I am working on a pipeline that will run daily. It includes joining 2 tables say x & y ( approx. 18 MB and 1.5 GB sizes respectively) and loading the output of the join to final table.
Following are the facts about the environment,
For table x:
Data size: 18 MB
Number of files in a partition : ~191
file type: parquet
For table y:
Data size: 1.5 GB
Number of files in a partition : ~3200
file type: parquet
Now the problem is:
Hive and Spark are giving same performance (time taken is same)
I tried different combination of resources for spark job.
e.g.:
executors:50 memory:20GB cores:5
executors:70 memory:20GB cores:5
executors:1 memory:20GB cores:5
All three combinations are giving same performance. I am not sure what I am missing here.
I also tried broadcasting the small table 'x' so as to avoid shuffle while joining but not much improvement in performance.
One key observations is:
70% of the execution time is consumed for reading the big table 'y' and I guess this is due to more number of files per partition.
I am not sure how hive is giving the same performance.
Kindly suggest.
I assume you are comparing Hive on MR vs Spark. Please let me know if it is not the case.Because Hive(on tez or spark) vs Spark Sql will not differ
vastly in terms of performance.
I think the main issue is that there are too many small files.
A lot of CPU and time is consumed in the I/O itself, hence you can't experience the processing power of Spark.
My advice is to coalesce the spark dataframes immedietely after reading the parquet files. Please coalesce the 'x' dataframe into single partition and 'y'
dataframe into 6-7 partitions.
After doing the above, please perform the join(broadcastHashJoin).
I use Spark 2.
Actually I am not the one executing the queries so I cannot include query plans. I have been asked this question by the data science team.
We are having hive table partitioned into 2000 partitions and stored in parquet format. When this respective table is used in spark, there are exactly 2000 tasks that are executed among the executors. But we have a block size of 256 MB and we are expecting the (total size/256) number of partitions which will be much lesser than 2000 for sure. Is there any internal logic that spark uses physical structure of data to create partitions. Any reference/help would be greatly appreciated.
UPDATE: It is the other way around. Actually our table is very huge like 3 TB having 2000 partitions. 3TB/256MB would actually come to 11720 but we are having exactly same number of partitions as the table is partitioned physically. I just want to understand how the tasks are generated on data volume.

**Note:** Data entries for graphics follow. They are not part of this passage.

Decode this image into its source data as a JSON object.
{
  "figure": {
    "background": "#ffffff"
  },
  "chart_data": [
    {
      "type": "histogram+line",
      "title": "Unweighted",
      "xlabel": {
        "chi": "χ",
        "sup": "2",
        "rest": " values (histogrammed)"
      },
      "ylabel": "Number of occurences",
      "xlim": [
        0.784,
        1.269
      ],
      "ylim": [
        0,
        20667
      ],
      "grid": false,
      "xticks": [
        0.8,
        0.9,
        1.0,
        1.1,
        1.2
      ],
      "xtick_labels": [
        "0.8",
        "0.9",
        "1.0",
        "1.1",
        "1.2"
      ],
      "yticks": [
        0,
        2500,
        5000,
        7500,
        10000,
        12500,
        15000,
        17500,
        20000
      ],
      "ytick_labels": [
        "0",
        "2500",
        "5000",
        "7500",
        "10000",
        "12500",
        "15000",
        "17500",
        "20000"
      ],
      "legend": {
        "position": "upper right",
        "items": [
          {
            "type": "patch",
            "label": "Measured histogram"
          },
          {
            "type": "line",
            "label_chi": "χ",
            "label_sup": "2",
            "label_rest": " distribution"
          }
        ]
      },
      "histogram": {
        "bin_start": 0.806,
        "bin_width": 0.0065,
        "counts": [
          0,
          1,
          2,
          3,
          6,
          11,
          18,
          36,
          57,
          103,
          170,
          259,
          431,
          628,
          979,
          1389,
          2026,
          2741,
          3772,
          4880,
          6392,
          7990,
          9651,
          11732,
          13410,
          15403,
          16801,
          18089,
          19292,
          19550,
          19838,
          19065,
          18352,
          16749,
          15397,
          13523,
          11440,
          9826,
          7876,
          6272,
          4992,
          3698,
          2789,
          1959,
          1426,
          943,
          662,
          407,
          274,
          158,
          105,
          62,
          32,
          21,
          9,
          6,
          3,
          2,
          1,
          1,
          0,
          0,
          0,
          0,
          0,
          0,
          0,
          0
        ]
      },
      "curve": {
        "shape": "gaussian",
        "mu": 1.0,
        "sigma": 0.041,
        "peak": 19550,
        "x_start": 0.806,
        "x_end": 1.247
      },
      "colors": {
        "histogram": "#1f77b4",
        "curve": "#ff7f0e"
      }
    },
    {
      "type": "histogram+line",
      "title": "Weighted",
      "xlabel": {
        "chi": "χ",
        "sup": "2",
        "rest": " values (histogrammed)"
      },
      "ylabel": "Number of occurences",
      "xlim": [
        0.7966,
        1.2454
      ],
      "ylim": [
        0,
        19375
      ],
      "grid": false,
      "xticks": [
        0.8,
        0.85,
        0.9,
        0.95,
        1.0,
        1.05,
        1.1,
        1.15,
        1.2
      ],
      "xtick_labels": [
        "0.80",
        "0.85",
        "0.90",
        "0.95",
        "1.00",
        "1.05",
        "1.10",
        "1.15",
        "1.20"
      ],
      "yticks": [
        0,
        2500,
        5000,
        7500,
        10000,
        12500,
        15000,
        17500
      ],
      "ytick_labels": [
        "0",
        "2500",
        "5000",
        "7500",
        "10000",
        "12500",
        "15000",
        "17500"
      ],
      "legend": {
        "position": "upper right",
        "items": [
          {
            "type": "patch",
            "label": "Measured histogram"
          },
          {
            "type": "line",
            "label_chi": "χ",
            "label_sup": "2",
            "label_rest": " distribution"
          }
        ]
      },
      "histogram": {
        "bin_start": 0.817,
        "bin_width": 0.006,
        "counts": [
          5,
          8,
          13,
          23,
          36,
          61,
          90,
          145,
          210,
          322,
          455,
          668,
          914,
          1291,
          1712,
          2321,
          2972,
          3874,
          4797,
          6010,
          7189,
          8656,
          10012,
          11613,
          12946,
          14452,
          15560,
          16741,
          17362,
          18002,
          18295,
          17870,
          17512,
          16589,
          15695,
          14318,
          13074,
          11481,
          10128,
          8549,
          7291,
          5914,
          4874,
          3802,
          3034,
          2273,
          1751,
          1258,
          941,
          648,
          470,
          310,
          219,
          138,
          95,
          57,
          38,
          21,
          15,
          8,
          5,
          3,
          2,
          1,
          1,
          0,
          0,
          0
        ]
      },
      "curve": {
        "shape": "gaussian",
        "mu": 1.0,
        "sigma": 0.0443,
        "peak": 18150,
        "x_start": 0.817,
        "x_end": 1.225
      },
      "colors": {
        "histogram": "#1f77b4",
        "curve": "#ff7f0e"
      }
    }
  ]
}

In general Hive partitions are not mapped 1:1 to Spark partitions. 1 Hive partition can be split into multiple Spark partitions, and one Spark partition can hold multiple hive-partitions.
The number of Spark partitions when you load a hive-table depends on the parameters:
spark.files.maxPartitionBytes (default 128MB)
spark.files.openCostInBytes (default 4MB)
You can check the partitions e.g. using
spark.table(yourtable).rdd.partitions
This will give you an Array of FilePartitions which contain the physical path of your files.
Why you got exactly 2000 Spark partitions from your 2000 hive partitions seems a coincidence to me, in my experience this is very unlikely to happen. Note that the situation in spark 1.6 was different, there the number of spark partitions resembled the number of files on the filesystem (1 spark partition for 1 file, unless the file was very large)
I just want to understand how the tasks are generated on data volume.
Tasks are a runtime artifact and their number is exactly the number of partitions.
The number of tasks does not correlate to data volume in any way. It's a Spark developer's responsibility to have enough partitions to hold the data.